Nieuw is hopeloos oud
De kiezers mogen op 25 mei weer naar de stembus. Valt er wel wat te kiezen, of belooft het vastgeroeste oude weer veel van het nieuwe? In deze rubriek, die tot de verkiezingen zal doorlopen, houdt Parbode de gang van zaken in de politiek kritisch tegen het licht.
Suriname is een beetje een apart land. Een kleine bevolking, twee grote politieke kampen, levensgrote belangen en etnische sentimenten dragen bij aan dit aparte karakter. Sterker nog, de afwezigheid van een drang om verandering door te voeren vermaakt de kiezer tot een willoos politiek instrument. Omdat de samenleving zo klein is en verandering maar uitblijft, is de kans op nieuw beleid en nieuwe inzichten bijna verloren. We krijgen naar de verkiezingen toe waarschijnlijk dezelfde opvoering met enigszins aangepaste spelers.

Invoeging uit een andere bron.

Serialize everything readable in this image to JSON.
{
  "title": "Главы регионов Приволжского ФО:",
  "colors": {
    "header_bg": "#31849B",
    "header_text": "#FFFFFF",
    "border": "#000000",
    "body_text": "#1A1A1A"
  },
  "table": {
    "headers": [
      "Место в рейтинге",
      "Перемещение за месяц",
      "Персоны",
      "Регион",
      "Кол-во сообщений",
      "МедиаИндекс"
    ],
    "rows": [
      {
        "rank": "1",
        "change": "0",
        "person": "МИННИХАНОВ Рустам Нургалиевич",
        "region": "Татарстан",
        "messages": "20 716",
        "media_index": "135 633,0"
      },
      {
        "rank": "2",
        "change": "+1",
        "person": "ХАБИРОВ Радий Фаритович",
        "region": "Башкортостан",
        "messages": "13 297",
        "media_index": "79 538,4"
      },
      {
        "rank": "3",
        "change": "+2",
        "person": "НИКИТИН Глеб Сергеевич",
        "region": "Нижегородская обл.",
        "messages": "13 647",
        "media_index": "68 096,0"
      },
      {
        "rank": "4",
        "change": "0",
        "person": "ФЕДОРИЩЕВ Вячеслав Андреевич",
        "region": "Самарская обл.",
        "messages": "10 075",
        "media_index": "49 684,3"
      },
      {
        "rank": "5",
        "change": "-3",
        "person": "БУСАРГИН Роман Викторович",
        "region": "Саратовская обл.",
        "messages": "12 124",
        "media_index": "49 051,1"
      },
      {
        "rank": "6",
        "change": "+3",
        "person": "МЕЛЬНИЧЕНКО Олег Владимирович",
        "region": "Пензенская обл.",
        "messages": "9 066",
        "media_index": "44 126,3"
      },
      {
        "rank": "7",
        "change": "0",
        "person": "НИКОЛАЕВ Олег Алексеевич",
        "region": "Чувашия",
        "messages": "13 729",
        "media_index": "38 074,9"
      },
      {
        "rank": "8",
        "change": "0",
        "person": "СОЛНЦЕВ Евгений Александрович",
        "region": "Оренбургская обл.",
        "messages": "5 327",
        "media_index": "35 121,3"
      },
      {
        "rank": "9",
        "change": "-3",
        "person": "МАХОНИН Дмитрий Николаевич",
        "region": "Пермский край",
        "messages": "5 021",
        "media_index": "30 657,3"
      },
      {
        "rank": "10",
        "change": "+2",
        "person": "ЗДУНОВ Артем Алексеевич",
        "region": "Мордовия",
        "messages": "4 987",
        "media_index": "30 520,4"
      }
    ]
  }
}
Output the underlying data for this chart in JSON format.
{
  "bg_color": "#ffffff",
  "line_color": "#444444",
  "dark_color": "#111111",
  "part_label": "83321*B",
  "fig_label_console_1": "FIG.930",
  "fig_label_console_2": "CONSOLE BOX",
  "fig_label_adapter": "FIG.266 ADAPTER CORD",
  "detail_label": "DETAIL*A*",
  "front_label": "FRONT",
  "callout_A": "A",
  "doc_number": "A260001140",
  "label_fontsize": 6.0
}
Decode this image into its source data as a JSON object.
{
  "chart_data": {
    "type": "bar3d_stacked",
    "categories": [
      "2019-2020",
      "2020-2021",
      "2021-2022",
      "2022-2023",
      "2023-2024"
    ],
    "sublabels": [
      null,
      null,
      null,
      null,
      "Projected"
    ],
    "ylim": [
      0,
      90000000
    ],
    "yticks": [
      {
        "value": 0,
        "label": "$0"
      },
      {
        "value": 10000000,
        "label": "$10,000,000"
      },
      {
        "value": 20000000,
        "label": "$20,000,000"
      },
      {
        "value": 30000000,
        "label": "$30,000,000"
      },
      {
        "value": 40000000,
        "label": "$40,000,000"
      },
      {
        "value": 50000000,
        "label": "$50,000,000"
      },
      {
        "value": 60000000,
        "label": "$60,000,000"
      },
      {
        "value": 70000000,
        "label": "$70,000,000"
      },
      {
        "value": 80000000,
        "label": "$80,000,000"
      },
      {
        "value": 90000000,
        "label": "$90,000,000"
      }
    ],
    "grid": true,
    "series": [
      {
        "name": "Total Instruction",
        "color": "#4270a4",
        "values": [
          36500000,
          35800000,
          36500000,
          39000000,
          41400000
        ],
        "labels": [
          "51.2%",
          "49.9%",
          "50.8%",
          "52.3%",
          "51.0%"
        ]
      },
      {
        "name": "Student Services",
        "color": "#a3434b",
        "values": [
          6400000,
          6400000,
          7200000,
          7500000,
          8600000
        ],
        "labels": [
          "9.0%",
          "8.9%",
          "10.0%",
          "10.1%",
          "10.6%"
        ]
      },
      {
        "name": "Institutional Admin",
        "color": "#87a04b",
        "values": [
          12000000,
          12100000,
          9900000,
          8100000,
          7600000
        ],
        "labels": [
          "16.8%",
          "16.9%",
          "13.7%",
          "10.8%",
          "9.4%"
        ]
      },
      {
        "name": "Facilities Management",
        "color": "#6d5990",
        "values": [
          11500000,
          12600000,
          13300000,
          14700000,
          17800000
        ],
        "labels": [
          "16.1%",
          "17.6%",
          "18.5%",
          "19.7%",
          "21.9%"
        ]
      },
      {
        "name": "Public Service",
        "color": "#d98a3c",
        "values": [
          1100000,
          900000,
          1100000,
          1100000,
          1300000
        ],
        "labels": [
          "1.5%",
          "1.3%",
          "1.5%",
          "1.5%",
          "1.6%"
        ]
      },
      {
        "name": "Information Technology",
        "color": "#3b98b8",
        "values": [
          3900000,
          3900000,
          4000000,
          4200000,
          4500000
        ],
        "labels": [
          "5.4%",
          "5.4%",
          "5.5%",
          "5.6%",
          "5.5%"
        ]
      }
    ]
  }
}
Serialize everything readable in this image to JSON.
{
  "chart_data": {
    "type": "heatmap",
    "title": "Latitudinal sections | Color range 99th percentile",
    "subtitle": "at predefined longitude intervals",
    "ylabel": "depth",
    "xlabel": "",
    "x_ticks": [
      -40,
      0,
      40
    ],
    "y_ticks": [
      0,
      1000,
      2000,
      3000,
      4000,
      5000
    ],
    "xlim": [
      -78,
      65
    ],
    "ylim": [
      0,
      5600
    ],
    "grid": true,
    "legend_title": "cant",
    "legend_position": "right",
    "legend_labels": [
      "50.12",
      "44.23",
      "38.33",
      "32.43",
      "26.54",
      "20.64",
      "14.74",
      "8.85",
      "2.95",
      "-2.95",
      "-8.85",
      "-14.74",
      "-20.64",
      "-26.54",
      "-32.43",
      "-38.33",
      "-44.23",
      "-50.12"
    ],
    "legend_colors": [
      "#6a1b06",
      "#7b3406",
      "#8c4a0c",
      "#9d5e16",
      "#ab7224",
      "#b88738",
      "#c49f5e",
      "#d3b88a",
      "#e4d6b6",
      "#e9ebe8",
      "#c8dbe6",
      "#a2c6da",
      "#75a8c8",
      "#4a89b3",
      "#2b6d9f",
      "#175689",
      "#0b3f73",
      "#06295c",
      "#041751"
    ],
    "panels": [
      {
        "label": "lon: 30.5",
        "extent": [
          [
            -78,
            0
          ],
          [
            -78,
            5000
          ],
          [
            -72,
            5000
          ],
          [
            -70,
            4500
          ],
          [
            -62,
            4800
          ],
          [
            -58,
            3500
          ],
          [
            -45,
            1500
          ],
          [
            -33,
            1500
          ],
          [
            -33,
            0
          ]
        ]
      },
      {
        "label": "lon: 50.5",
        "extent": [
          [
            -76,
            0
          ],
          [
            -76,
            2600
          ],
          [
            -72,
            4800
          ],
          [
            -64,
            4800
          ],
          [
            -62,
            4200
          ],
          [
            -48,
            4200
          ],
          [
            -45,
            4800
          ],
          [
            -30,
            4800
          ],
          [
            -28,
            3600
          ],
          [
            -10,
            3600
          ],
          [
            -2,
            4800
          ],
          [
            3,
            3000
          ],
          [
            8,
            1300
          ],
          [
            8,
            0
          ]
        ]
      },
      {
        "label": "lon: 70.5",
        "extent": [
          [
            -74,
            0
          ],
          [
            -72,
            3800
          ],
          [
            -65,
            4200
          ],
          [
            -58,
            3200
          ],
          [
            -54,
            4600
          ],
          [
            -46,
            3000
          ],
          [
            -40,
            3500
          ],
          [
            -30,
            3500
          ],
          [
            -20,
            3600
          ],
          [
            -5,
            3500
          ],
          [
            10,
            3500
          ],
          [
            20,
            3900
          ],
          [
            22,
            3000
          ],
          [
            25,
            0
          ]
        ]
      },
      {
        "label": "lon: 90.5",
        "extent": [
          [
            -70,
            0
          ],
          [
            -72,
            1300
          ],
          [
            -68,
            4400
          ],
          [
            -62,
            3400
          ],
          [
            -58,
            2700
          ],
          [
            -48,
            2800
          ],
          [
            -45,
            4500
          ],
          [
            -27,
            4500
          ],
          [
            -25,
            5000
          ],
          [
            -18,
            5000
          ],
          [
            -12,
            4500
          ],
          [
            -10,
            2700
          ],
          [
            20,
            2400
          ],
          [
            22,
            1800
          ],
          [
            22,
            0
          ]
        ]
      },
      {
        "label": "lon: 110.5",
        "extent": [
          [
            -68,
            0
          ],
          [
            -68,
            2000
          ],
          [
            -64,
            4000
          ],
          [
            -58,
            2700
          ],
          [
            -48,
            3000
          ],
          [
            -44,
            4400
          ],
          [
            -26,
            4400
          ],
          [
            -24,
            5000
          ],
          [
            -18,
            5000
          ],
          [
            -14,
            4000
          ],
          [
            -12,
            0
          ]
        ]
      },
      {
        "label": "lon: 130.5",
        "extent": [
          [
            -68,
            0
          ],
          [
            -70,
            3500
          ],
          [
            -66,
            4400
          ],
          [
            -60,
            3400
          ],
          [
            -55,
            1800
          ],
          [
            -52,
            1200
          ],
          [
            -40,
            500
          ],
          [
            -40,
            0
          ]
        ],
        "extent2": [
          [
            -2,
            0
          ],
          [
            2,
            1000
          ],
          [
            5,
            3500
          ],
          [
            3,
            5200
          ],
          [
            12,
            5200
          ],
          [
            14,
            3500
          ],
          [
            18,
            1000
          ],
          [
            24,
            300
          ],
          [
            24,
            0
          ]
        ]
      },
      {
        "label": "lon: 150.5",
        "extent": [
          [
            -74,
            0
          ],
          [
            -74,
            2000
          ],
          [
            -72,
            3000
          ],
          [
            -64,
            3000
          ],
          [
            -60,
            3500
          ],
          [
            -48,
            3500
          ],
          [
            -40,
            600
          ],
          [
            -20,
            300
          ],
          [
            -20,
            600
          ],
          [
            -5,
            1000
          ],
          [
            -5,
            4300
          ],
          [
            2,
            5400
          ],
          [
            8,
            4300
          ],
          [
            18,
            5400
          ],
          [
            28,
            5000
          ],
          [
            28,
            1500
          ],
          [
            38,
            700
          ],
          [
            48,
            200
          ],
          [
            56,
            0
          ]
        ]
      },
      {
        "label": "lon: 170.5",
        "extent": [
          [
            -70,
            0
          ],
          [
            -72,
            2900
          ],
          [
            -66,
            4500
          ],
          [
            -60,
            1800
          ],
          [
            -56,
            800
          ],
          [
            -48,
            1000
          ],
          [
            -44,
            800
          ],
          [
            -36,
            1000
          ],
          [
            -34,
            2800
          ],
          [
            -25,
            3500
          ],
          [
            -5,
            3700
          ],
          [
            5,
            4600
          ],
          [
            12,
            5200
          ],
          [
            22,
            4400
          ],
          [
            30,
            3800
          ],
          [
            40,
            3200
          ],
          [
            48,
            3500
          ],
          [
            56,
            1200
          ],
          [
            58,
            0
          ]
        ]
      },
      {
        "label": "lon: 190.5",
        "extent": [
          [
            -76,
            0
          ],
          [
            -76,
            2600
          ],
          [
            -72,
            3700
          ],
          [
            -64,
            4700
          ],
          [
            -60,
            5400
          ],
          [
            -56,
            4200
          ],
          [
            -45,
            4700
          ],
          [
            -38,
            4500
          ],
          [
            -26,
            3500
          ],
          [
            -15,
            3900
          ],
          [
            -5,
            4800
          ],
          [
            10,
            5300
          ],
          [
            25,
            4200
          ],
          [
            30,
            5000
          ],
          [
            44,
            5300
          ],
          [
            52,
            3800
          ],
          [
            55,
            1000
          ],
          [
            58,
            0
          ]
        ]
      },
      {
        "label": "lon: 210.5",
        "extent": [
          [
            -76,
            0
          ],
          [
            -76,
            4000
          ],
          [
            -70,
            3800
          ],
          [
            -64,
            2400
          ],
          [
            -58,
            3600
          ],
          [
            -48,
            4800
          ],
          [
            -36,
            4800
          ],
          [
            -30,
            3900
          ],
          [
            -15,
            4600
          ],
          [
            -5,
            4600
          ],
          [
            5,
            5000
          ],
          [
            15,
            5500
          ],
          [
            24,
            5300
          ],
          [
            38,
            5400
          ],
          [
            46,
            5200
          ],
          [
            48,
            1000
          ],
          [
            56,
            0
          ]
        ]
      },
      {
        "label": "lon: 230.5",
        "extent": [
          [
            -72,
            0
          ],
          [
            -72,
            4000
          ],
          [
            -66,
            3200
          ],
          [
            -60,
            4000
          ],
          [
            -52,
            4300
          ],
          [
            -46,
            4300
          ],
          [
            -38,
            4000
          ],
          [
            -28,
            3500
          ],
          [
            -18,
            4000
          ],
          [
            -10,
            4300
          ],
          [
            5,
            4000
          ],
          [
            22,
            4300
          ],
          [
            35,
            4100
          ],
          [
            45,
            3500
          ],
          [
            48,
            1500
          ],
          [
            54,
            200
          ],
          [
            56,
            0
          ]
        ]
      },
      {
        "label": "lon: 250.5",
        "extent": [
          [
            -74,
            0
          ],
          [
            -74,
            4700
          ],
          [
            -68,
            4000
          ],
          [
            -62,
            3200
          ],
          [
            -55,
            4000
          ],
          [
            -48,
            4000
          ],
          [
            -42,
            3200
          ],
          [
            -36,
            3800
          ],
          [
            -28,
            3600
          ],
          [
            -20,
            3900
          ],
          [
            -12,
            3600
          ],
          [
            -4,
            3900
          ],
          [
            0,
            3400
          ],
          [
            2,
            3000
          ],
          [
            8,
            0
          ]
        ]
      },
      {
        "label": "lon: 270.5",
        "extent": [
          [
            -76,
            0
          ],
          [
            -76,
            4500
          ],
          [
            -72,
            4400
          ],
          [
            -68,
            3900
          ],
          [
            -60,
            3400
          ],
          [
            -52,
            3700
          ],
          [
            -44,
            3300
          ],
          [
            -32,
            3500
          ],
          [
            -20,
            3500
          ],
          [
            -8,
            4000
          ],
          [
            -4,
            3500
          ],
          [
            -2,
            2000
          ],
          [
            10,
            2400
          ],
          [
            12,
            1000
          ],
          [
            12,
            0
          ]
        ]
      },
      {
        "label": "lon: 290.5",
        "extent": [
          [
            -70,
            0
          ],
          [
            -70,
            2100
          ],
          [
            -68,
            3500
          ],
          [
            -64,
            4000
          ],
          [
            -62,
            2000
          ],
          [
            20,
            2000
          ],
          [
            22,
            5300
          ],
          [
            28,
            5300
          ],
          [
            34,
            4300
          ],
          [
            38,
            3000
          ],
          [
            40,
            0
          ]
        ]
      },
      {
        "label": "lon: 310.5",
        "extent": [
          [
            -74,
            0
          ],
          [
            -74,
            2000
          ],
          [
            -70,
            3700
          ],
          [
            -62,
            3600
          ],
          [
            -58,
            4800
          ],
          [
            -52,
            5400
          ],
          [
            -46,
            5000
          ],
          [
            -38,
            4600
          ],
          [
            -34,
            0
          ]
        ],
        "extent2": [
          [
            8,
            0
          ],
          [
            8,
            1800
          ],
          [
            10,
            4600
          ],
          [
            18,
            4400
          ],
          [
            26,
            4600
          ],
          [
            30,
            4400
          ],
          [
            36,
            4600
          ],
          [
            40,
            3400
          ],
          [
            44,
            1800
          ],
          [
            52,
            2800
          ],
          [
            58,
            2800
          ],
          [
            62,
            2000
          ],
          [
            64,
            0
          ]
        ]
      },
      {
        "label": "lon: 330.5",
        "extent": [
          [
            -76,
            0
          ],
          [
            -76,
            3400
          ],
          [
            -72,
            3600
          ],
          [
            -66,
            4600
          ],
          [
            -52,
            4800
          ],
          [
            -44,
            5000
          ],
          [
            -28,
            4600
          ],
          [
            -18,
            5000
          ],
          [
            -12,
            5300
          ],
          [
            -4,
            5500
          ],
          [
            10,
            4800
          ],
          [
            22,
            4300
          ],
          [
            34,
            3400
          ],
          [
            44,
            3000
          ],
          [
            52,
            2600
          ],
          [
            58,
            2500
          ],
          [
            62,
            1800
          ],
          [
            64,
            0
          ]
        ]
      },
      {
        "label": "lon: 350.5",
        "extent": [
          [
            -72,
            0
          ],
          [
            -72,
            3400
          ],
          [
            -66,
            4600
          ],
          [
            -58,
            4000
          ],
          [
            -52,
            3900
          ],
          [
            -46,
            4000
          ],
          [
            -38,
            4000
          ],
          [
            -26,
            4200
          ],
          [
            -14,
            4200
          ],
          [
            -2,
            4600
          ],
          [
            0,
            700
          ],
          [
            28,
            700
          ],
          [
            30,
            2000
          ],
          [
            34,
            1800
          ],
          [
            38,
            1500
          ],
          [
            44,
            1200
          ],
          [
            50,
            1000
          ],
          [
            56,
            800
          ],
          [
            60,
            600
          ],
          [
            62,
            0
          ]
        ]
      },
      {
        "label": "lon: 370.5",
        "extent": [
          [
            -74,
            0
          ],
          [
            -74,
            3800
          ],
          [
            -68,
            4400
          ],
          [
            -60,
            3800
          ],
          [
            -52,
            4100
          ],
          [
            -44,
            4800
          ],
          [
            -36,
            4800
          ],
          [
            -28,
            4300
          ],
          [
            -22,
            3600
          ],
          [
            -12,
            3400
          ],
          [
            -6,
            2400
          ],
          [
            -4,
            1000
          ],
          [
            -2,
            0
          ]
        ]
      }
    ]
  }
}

De zogenaamde nieuwe politici hebben in de aanloop naar de verkiezingen veelal beloofd en gezegd dat zij geenszins gestoeld noch gediend waren van etnische sentimenten. Echter hoe dichter we bij de verkiezingen komen, hoe meer wij zien dat er juist deze richting wordt opgegaan. De belangrijkste reden die wordt gegeven voor deze zienswijze is dat het etnisch stemmen niet zo erg is, altijd zal blijven bestaan en de Surinaamse samenleving nog niet gereed is om te stemmen op basis van objectieve criteria.
Verbazingwekkend is echter dat deze zogenaamde nieuwe politici zichzelf hierdoor een brevet van ongeschiktheid geven. Ze preken verandering, maar ze willen vooral blijven doen wat altijd al gedaan werd. Ze sluiten zich zogenaamd schoorvoetend aan bij de oude orde met een zucht van zelfmedelijden. ‘We kunnen niet anders en willen ook eens een keer in het machtscentrum’, lezen we tussen de regels door. Het lijkt niet tot ze door te dringen dat ze ten minste vijf jaar de tijd hadden om het volk tot andere gedachten te brengen. Ze hebben zich zoals velen gedragen als kiesverenigingen en hebben niet volgens een verkiezingsprogramma gewerkt. Zo belandt wel elke kiezer, geschoold of niet, welwillend of niet, in een totaal vicieuze cirkel.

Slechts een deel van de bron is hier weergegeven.